GIORNO DELLA SCORTA. Le memorie di Adriano

INIZIATIVE | 31/10/2016 | 08:34
Adriano Malori sarà ospite alla 25ª edizione de "Il Giorno della Scorta", in programma a Faenza il 27 novembre, per esprimere il suo punto di vista sulla sicurezza nelle gare ciclistiche e per raccontare le sue esperienze di una stagione particolarmente sfortunata.
 
Dalla brochure de "Il Giorno della Scorta:

Una storia tutta da raccontare, quella di Adriano Malori. Una storia che, attraverso le sue stesse parole, spinge a riflettere. Sul ciclismo, sulla sicurezza, sulla vita.
«Il 22 gennaio ero in testa al gruppo al Tour de San Luis e stavo parlando con Vincenzo Nibali. Quando mi sono risvegliato ero in un letto di ospedale e non riuscivo a muovermi. Mi hanno detto subito: “il tuo cervello si è sconnesso completamente dalla parte destra del tuo corpo. Con tanto lavoro e un po’ di fortuna potrai tornare ad avere una vita normale”. Mi sono trovato dalla gioia di essere vicecampione del mondo della cronometro e dal sognare una medaglia ai Giochi di Rio, al dover dipendere dagli altri per tutto, per mangiare e per andare in bagno. Con la forza e la determinazione, e soprattutto con l’aiuto di una fantastica squadra di medici e di specialisti, a fine marzo ho iniziato a fare i rulli, un’ora al giorno.
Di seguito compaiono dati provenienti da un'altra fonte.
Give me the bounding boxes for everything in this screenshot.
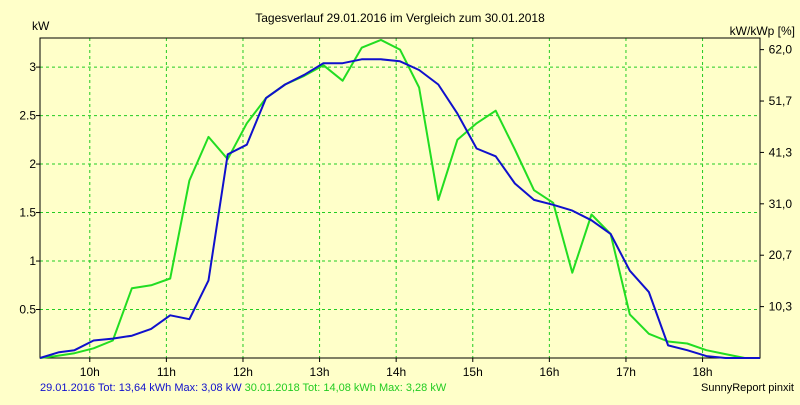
x-tick-label: 18h — [693, 365, 713, 379]
x-tick-label: 11h — [157, 365, 176, 379]
y-tick-label-left: 1.5 — [19, 206, 36, 220]
series-line-s2016 — [39, 58, 760, 359]
series-line-s2018 — [39, 38, 760, 359]
chart-title: Tagesverlauf 29.01.2016 im Vergleich zum… — [255, 11, 545, 25]
y-axis-label-right: kW/kWp [%] — [730, 24, 795, 38]
y-axis-label-left: kW — [32, 19, 50, 33]
tick-labels: 10h 11h 12h 13h 14h 15h 16h 17h 18h0.511.522.531… — [19, 43, 792, 379]
y-tick-label-right: 62,0 — [769, 43, 793, 57]
y-tick-label-left: 1 — [29, 254, 36, 268]
x-tick-label: 17h — [616, 365, 636, 379]
legend: 29.01.2016 Tot: 13,64 kWh Max: 3,08 kW 3… — [40, 382, 446, 394]
x-tick-label: 13h — [310, 365, 330, 379]
credit-text: SunnyReport pinxit — [701, 382, 794, 394]
axes — [36, 37, 764, 362]
y-tick-label-left: 2 — [29, 157, 36, 171]
y-tick-label-right: 31,0 — [769, 197, 793, 211]
y-tick-label-right: 10,3 — [769, 300, 793, 314]
legend-entry-2016: 29.01.2016 Tot: 13,64 kWh Max: 3,08 kW — [40, 382, 242, 394]
y-tick-label-left: 2.5 — [19, 109, 36, 123]
grid — [40, 38, 760, 358]
x-tick-label: 14h — [386, 365, 406, 379]
y-tick-label-right: 41,3 — [769, 145, 793, 159]
x-tick-label: 16h — [539, 365, 559, 379]
series-layer — [39, 38, 760, 359]
y-tick-label-right: 20,7 — [769, 248, 793, 262]
x-tick-label: 15h — [463, 365, 483, 379]
x-tick-label: 10h — [80, 365, 100, 379]
y-tick-label-left: 3 — [29, 60, 36, 74]
legend-entry-2018: 30.01.2018 Tot: 14,08 kWh Max: 3,28 kW — [244, 382, 447, 394]
y-tick-label-left: 0.5 — [19, 303, 36, 317]
x-tick-label: 12h — [233, 365, 253, 379]
y-tick-label-right: 51,7 — [769, 94, 793, 108]
plot-frame — [39, 37, 761, 359]
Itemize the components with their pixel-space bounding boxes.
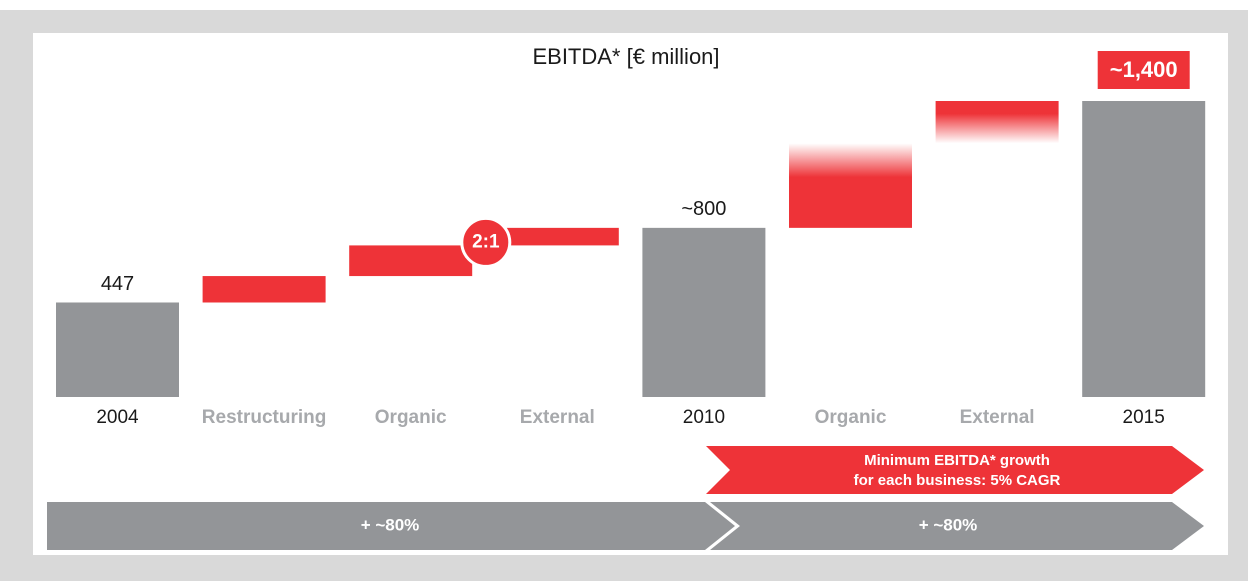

Ho fatto fino a sei ore di riabilitazione al giorno».

C’era la bicicletta nei tuoi pensieri?
«L’obiettivo all’inizio era quello di tornare ad essere una persona normale, capace di bere con la mano destra e tagliarsi la bistecca. Il 28 aprile abbiamo fatto una prova in bicicletta nel magazzino della squadra e lì ho cominciato a sperare di poter tornare a correre. Ma fino a quel giorno non ci pensavo, anzi ero convinto di dovermi cercare un altro lavoro».

Però non è finita...
«Sono tornato finalmente a casa, ho cominciato ad andare in bici continuando a fare fisioterapia. Ma dopo un’ora, un’ora e mezza la mano diventava dura, non riusciva a governare la bici e sono nuovamente caduto nel baratro. Il mio futuro è tornato ad essere buio. Quando sono andato a Pamplona per un semplice controllo, mi hanno detto che ero fuori strada, così sono tornato al CNAI. Ho fatto giusto una sosta a casa per sposarmi con Elisa e poi ho lavorato, lavorato e lavorato in Spagna. Il 10 agosto mi hanno dato il permesso per tornare a fare il mio lavoro e ho cominciato ad allenarmi come una bestia. Sono tornato in gara il 9 settembre in Canada e mi sono commosso, non lo nego. Ma prima ho voluto raccontare la mia storia per aiutare gente che sta male: in questi mesi ho visto persone di tutte le età che soffrono davvero. Ed è a loro che voglio spiegare che c’è un ragazzo di 28 anni che in sette mesi è tornato a correre tra i professionisti. Almeno un sorriso e una speranza la voglio dare, perché se la meritano. Ho provato qualcosa che non cancellerò mai: stare nella sofferenza assieme a gente che sta male insegna cose che non avrei mai immaginato di imparare».

Ma la sorte non aveva ancora finito...
«Il 28 settembre sono caduto ancora, in un incidente banale e siamo finiti a terra in tre in mezzo al gruppo: il mio compagno di squadra Ruben Fernandez ed io ci siamo rotti la clavicola. “Non so quanto tempo e sforzi ci vorranno però Adriano Malori TORNERÀ” ho scritto sui social ed è questo il pensiero che mi anima».

E dal punto di vista della sicurezza, cosa si può fare?
«Tutte le componenti del ciclismo devono dare il loro contributo. Gli organizzatori scelgano strade adatte ad ospitare le corse e valutino tutto quanto può garantire la massima sicurezza alla corsa; i componenti della carovana rispettino le loro posizioni e non ostacolino la marcia dei corridori, come purtroppo abbiamo visto nei tragici incidenti che hanno caratterizzato questa stagione; i corridori capiscano finalmente che bisogna essere più tranquilli in certi frangenti della corsa, quando magari iniziare una salita al venticinquesimo posto anziché al decimo non cambia i destini della corsa. In questo modo, e con la collaborazione preziosa di uomini specializzati come quelli del Gs Progetti Scorta, potremo continuare a vedere belle gare di ciclismo e a parlare di scatti, imprese e volate, senza più fare i conti con la sicurezza dimenticata».